Les retours d’une expérience
Le juste équilibre entre rapidité, efficacité et sécurité :
Les auteurs reconnaissent « exploser le temps de descente (…) afin d’assurer la sécurité. » La rapidité, souvent gage de sécurité en montagne, ne doit donc pas être contre-productrice et confondue avec précipitation.
Dans le cas présent, les deux cordées ont su maintenir des précautions malgré leur retard : assurer en sécurité la descente de l’arête Escarra, moulinage et désescalade assurée par des « friends », décision du bivouac, assurage au piolet sur le glacier. L’efficacité et la rapidité sur le terrain sont recommandées tant que la situation est « normale » ou sous contrôle. Quand les contretemps ou les alertes s’accumulent, il est au contraire prudent de ralentir pour maintenir un niveau de sécurité compatible avec le niveau technique du groupe et son état de fatigue.
La précipitation relevée dans 13% des récits de SÉRAC lors de nos analyses précédentes peut mener à des situations critiques voire à des accidents. Elle se traduit le plus souvent par une baisse de la vigilance ou un assurage trop laxiste qui, combinés à la fatigue, peuvent conduire à des conséquences dramatiques.

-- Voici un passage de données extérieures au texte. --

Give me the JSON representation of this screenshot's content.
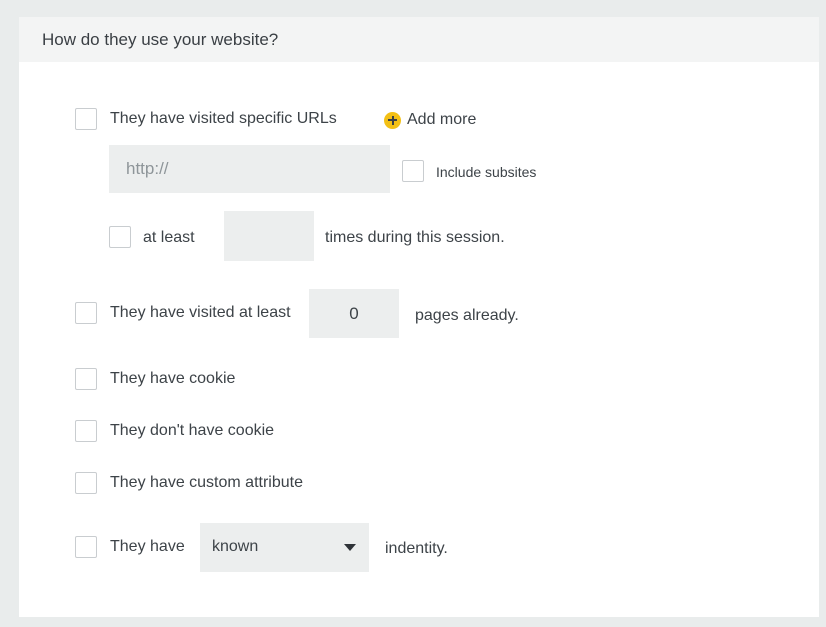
{
  "section": {
    "title": "How do they use your website?"
  },
  "urls": {
    "label": "They have visited specific URLs",
    "add_more": "Add more",
    "url_placeholder": "http://",
    "include_subsites": "Include subsites",
    "at_least": "at least",
    "times_value": "",
    "times_suffix": "times during this session."
  },
  "pages": {
    "label": "They have visited at least",
    "value": "0",
    "suffix": "pages already."
  },
  "cookie": {
    "has_label": "They have cookie",
    "not_label": "They don't have cookie"
  },
  "custom_attribute": {
    "label": "They have custom attribute"
  },
  "identity": {
    "prefix": "They have",
    "selected": "known",
    "suffix": "indentity."
  }
}
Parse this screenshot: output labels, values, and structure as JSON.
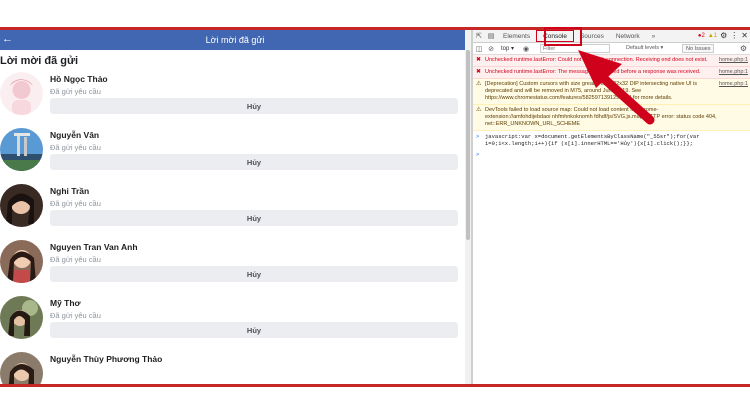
{
  "facebook": {
    "header_title": "Lời mời đã gửi",
    "back_icon": "arrow-left-icon",
    "section_title": "Lời mời đã gửi",
    "items": [
      {
        "name": "Hồ Ngọc Thảo",
        "status": "Đã gửi yêu cầu",
        "button": "Hủy",
        "avatar_color": "#f6dfe3"
      },
      {
        "name": "Nguyễn Vân",
        "status": "Đã gửi yêu cầu",
        "button": "Hủy",
        "avatar_color": "#4a88c8"
      },
      {
        "name": "Nghi Trần",
        "status": "Đã gửi yêu cầu",
        "button": "Hủy",
        "avatar_color": "#2a1f1c"
      },
      {
        "name": "Nguyen Tran Van Anh",
        "status": "Đã gửi yêu cầu",
        "button": "Hủy",
        "avatar_color": "#6b4d3e"
      },
      {
        "name": "Mỹ Thơ",
        "status": "Đã gửi yêu cầu",
        "button": "Hủy",
        "avatar_color": "#5e6b4a"
      },
      {
        "name": "Nguyễn Thùy Phương Thảo",
        "status": "",
        "button": "",
        "avatar_color": "#7a6a5a"
      }
    ]
  },
  "devtools": {
    "tabs": [
      "Elements",
      "Console",
      "Sources",
      "Network"
    ],
    "active_tab": "Console",
    "more_tabs": "»",
    "error_count": "2",
    "warning_count": "1",
    "context": "top",
    "filter_placeholder": "Filter",
    "default_levels": "Default levels ▾",
    "issues": "No Issues",
    "messages": [
      {
        "type": "error",
        "text": "Unchecked runtime.lastError: Could not establish connection. Receiving end does not exist.",
        "source": "home.php:1"
      },
      {
        "type": "error",
        "text": "Unchecked runtime.lastError: The message port closed before a response was received.",
        "source": "home.php:1"
      },
      {
        "type": "warn",
        "text": "[Deprecation] Custom cursors with size greater than 32x32 DIP intersecting native UI is deprecated and will be removed in M75, around June 2019. See https://www.chromestatus.com/features/5825971391299584 for more details.",
        "source": "home.php:1"
      },
      {
        "type": "warn",
        "text": "DevTools failed to load source map: Could not load content for chrome-extension://amfohdijebdaoi nhfmhnkoknomh fdhdf/js/SVG.js.map: HTTP error: status code 404, net::ERR_UNKNOWN_URL_SCHEME",
        "source": ""
      }
    ],
    "command": "javascript:var x=document.getElementsByClassName(\"_55sr\");for(var i=0;i<x.length;i++){if (x[i].innerHTML=='Hủy'){x[i].click();}};"
  },
  "annotation_color": "#d0021b"
}
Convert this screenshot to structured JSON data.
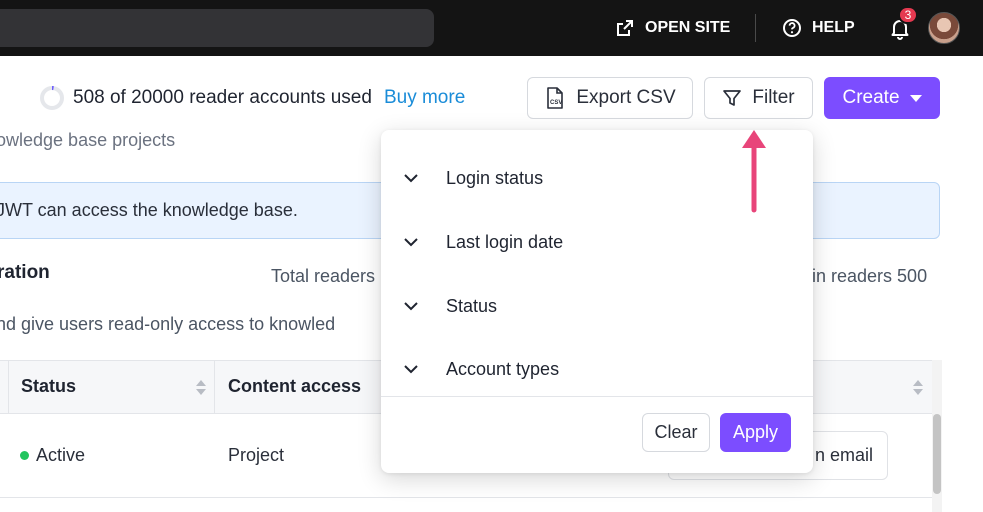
{
  "topbar": {
    "open_site_label": "OPEN SITE",
    "help_label": "HELP",
    "notification_count": "3"
  },
  "header": {
    "usage_text": "508 of 20000 reader accounts used",
    "usage_fraction": 0.0254,
    "buy_more_label": "Buy more",
    "export_label": "Export CSV",
    "filter_label": "Filter",
    "create_label": "Create"
  },
  "page": {
    "subtitle": "owledge base projects",
    "info_text": "JWT can access the knowledge base.",
    "section_title": "ration",
    "total_readers_text": "Total readers",
    "readers_right_text": "in readers 500",
    "section_desc": "nd give users read-only access to knowled"
  },
  "table": {
    "columns": [
      "Status",
      "Content access"
    ],
    "rows": [
      {
        "status": "Active",
        "content_access": "Project",
        "action": "n email"
      }
    ]
  },
  "filter_dropdown": {
    "items": [
      "Login status",
      "Last login date",
      "Status",
      "Account types"
    ],
    "clear_label": "Clear",
    "apply_label": "Apply"
  },
  "colors": {
    "accent": "#7c4dff",
    "link": "#1a8cd8",
    "status_active": "#22c55e",
    "annotation_arrow": "#e8457a",
    "badge": "#e53950"
  }
}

progresser encordé, en mouvement, en plaçant des protections sûres
demeure la méthode la plus sûre pour limiter les conséquences d’une chute
Rester encordé même dans les passages (apparemment) faciles
Malgré le souci d’assurer la sécurité au détriment de la vitesse de progression, on note dans le récit la volonté temporaire de « progresser en autonomie » c’est-à-dire désencordés entre le sommet et les rappels. Progresser sans corde et/ou sans points d’assurance est encore parfois considéré comme une forme d’efficacité et d’autonomie. La chute demeure toutefois la principale cause d’accidents, bénins comme mortels, en alpinisme estival.
Progresser encordé, en mouvement, en plaçant des protections sûres (becquets, sangles, éventuellement coinceur, ou avec un assurage en corde courte si la technique est bien maîtrisée) demeure la méthode la plus sûre pour limiter les conséquences d’une chute. Cela demande de l’expérience et une concentration sans faille. Mais, bien menée, cette technique est quasiment aussi rapide et nettement plus sûre qu’une progression sans assurance. Compter sur son seul niveau technique ou celui de ses compagnons pour assurer la sécurité est un pari risqué.
La (bonne) décision de bivouaquer pour stopper la dynamique accidentogène
La décision de s’arrêter malgré la tentation de rejoindre le refuge le soir même a sans doute mis fin à la dégradation de la situation accentuée par la fatigue et l’heure tardive. La chute survenue le lendemain sur le glacier aurait pu avoir des conséquences difficiles à gérer en pleine nuit, épuisés par 20 heures d’effort.
* Maud Vanpoulle, Accidentologie des sports de montagne, combiner les approches quantitatives et qualitatives pour définir des axes de prévention, 2022.